Volunteers fill bags with food for part of their backpack school lunch program. (AP Photo/Amy Sancetta)If you want to know why millennials are far more economically liberal than other generations, consider the news that colleges have started opening on-campus food banks to keep their students from going hungry.

Dozens of food pantries are “cropping up at colleges across the country in recent years as educators acknowledge the struggles many students face as the cost of getting a higher education continues to soar,” the Associated Press reported this weekend. Tuition alone, thearticle notes, “has become a growing burden, rising 27 percent at public colleges and 14 percent at private schools in the past five years, according to the College Board. Add in expenses for books, housing and other necessities of college life and some are left to choose between eating and learning.”

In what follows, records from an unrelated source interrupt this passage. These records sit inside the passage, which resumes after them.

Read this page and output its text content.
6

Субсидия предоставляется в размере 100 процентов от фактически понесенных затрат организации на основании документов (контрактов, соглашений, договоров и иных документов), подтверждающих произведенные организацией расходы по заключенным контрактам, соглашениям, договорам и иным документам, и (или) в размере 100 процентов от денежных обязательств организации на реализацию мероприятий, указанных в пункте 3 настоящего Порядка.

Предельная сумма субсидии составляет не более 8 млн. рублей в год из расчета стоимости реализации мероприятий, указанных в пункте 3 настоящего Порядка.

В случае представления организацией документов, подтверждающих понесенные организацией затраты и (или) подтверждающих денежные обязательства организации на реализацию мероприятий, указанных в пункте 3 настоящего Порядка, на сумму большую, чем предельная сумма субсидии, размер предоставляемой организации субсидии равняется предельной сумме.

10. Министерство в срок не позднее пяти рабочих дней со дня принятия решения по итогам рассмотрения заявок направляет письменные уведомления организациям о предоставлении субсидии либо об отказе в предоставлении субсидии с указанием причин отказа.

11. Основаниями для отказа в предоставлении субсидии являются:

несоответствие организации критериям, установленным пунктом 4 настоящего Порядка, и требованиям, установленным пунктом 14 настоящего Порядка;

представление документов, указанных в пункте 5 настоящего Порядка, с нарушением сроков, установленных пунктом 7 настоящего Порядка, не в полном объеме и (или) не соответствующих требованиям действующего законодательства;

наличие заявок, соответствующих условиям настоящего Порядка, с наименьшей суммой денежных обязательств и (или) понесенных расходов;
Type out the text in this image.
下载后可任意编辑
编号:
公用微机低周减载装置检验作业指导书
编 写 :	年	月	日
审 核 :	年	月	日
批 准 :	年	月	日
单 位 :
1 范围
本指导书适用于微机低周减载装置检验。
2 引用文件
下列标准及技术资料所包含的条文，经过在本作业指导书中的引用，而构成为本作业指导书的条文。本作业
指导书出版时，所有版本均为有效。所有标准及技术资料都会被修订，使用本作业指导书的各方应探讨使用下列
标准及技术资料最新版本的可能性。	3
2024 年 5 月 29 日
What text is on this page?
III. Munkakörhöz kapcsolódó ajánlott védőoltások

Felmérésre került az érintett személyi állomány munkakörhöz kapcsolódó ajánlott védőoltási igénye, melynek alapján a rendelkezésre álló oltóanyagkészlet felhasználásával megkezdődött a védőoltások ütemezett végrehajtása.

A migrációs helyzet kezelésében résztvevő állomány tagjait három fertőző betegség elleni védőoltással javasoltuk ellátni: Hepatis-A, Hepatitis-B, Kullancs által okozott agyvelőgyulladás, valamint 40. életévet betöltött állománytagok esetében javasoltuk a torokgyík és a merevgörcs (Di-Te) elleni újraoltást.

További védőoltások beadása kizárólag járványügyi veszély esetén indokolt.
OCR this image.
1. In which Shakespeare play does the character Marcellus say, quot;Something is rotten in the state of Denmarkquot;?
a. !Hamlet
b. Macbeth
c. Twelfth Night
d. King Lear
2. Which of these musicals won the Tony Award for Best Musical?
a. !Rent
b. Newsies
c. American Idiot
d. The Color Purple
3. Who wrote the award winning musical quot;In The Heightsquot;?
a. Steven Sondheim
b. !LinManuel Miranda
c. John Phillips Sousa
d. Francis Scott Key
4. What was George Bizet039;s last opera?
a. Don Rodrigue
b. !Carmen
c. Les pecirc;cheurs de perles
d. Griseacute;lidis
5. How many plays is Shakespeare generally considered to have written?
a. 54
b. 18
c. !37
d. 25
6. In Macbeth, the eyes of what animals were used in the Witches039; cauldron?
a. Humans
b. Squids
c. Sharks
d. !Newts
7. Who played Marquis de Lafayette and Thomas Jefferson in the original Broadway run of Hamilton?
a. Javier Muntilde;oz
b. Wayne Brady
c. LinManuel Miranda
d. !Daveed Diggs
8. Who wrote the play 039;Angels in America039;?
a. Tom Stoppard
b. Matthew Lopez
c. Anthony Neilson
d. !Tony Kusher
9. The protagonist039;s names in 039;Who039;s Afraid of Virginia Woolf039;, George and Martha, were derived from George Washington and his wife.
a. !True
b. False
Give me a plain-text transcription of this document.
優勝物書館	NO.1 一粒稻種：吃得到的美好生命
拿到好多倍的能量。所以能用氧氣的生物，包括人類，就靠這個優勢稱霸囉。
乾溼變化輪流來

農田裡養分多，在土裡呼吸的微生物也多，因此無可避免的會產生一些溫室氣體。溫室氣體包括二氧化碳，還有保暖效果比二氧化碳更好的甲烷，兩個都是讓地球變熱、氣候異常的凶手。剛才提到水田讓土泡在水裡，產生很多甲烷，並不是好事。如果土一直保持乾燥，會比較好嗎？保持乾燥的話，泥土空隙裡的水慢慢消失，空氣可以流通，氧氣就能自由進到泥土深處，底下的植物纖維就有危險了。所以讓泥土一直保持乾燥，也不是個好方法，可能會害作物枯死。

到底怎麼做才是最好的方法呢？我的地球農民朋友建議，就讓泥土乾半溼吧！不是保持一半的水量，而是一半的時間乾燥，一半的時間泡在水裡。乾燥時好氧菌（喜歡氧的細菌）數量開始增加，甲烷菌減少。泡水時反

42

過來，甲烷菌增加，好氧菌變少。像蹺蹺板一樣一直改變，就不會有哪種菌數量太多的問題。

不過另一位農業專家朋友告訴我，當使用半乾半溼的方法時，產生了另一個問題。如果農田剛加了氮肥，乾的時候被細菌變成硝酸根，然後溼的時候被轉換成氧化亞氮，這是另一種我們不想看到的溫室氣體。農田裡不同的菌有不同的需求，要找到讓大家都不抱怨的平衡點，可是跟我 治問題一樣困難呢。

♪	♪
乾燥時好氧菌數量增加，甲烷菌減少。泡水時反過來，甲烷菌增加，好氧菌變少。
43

College students, of course, have long been broke, and plenty members of today’s professional class nurture nostalgic memories of their ramen years. What we’re looking at here, though, isn’t picturesque slumming—it’s serious poverty. A recent paper in the Journal of Nutrition Education and Behavior, for example, found that 59 percent of students at one midsize rural university in Oregon had experienced food insecurity in the previous year, with the problem especially acute among students with jobs. “Over the last 30 years, the price of higher education has steadily outpaced inflation, cost of living, and medical expenses,” the authors wrote. “Recent changes to federal loan policies regarding the amount and duration of federal aid received as well as how soon interest will begin to accrue after college may exacerbate the financial challenges students face. Food insecurity, as a potential consequence of the increasing cost of higher education, and its likely impact on student health, learning and social outcomes should not be considered an accepted aspect of the impoverished student experience, but a major student health priority."

Meanwhile, it’s increasingly clear that the economic struggles students face during school follow them long past graduation. A major new report from the Pew Research Center, “Millennials in Adulthood: Detached from Institutions, Networked With Friends,” notes that people between 18 and 33 are the first generation in the modern era to have “higher levels of student loan debt, poverty and unemployment, and lower levels of wealth and personal income than their two immediate predecessor generations (Gen Xers and Boomers) had at the same stage of their life cycles.” This, even though they are the “best-educated cohort of young adults in American history.”

For these young people, the meritocratic social contract—the idea that hard work and academic achievement will be rewarded with economic security—is breaking down. No wonder the Pew report finds that they’re the only generation to favor a bigger, more activist federal government. A 2011 Pew poll even found that people between 18 and 29 had a more favorable view of socialism (49 percent) than capitalism (46 percent). So while everyone should worry that our college students are in such desperate straits, conservatives have special reason for anxiety. Thanks to their economic policies, a whole generation is getting an education in the need for a robust welfare state.